Below are some important settings you might want to use. Note that F and T stand for FALSE and TRUE. Either can be used.:

  • warning = F : warnings won’t appear in your knitted output
  • message = F : messages won’t appear in your knitted output
  • echo = F: the output from a chunk (for example, a plot) will appear in the knitted pdf, but the code will not.

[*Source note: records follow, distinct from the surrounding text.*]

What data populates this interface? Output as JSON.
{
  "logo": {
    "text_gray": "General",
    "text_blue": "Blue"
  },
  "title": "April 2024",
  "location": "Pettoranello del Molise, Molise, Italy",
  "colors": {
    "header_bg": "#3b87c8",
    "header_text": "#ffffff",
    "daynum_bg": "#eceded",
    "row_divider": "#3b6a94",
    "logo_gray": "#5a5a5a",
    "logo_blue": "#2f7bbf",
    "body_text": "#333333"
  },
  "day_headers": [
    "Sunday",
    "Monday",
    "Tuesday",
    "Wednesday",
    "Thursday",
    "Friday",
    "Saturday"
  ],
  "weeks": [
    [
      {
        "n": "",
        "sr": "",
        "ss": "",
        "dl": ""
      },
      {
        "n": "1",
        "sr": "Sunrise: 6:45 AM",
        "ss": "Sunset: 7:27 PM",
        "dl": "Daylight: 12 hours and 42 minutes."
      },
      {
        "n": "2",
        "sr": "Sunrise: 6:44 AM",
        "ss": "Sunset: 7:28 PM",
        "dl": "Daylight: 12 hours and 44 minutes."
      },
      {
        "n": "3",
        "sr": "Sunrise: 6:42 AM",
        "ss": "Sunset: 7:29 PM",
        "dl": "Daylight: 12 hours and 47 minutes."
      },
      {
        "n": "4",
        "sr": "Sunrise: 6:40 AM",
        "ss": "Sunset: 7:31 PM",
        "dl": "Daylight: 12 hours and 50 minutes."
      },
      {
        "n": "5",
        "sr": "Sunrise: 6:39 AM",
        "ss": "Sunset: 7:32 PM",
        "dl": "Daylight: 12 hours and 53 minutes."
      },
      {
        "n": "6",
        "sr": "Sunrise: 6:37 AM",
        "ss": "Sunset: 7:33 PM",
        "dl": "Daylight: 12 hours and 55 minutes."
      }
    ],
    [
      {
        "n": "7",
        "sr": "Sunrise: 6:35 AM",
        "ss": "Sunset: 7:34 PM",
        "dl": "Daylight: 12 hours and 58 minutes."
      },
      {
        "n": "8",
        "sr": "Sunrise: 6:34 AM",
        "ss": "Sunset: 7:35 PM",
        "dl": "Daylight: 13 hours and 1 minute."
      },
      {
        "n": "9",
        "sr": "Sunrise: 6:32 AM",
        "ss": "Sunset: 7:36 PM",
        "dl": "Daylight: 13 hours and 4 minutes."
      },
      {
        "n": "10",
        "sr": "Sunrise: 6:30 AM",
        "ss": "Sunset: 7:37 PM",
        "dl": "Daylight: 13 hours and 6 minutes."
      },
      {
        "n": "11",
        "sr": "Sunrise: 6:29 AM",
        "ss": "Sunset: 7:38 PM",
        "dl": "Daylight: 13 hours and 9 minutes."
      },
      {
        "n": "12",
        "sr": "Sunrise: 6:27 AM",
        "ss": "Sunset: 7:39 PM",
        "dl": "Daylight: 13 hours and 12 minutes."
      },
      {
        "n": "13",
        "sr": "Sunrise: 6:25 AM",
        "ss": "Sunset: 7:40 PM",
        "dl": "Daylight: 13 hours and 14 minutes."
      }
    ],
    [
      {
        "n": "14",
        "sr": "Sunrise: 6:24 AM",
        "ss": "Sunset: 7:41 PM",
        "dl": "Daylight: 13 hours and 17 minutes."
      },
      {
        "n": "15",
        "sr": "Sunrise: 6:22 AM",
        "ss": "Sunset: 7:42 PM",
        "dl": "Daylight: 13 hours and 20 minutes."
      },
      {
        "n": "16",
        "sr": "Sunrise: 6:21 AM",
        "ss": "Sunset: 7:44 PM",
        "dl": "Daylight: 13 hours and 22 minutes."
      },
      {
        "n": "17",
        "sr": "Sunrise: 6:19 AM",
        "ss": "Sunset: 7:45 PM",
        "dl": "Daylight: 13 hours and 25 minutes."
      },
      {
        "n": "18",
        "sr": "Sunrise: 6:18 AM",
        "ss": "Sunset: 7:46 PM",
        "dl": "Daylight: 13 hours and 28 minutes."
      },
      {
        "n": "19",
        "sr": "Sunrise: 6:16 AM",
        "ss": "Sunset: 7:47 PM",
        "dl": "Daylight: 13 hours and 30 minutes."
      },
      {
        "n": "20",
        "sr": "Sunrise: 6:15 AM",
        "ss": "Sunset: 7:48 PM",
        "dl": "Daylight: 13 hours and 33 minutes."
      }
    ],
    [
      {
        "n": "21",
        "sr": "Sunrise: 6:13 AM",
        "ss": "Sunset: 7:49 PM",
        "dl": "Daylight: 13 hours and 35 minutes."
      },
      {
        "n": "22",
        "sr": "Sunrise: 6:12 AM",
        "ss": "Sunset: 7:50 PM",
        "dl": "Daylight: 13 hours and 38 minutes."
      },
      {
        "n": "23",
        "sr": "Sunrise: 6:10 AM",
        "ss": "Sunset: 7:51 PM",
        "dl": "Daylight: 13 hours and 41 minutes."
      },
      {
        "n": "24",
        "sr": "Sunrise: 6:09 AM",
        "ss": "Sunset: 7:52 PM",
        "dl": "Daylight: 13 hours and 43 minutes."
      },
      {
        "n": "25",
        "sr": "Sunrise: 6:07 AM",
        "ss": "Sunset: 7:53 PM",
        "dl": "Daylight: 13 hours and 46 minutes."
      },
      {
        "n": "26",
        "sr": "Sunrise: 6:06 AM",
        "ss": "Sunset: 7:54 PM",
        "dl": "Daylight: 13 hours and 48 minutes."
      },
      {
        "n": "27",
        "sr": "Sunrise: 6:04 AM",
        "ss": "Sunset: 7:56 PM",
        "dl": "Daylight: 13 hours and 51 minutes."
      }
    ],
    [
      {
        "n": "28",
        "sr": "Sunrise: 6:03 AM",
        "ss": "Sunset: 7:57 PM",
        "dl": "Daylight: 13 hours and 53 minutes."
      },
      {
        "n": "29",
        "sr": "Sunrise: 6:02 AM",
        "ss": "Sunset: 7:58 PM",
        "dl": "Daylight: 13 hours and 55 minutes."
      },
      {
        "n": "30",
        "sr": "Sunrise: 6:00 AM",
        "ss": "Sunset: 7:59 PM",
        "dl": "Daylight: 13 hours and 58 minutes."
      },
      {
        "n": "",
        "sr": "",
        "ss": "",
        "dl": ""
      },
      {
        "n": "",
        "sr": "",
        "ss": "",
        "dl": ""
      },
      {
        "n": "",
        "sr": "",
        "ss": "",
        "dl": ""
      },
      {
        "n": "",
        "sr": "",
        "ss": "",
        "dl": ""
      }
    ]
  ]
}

  • include = F: neither the code nor the output from a chunk will appear in the knitted pdf, but the code will be evaluated (good for chunks loading packages, viewing data, etc.).
  • eval = F: neither the code nor the output from a chunk will appear in the knitted pdf, and the code will not be evaluated.
  • results = "hold": in the knitted pdf, present all the output from the chunk in a single block under the code (as opposed to under each line of code, which is the default).
    • results = "hide": don’t print the output from the chunk (but show the code)
    • results = "asis": use this code when you are printing stargazer tables (more on this later…)
  • fig.width = 5, fig.height = 3: plots will appear in the knitted pdf as 5 inches wide and 3 inches tall.

Knitting can get complicated. Refer to this resource for help, and don’t be afraid to google to solve your problem. You can also try commenting out (inserting a # in front of a line of code) problematic code to see if you can get the pdf to knit without that line.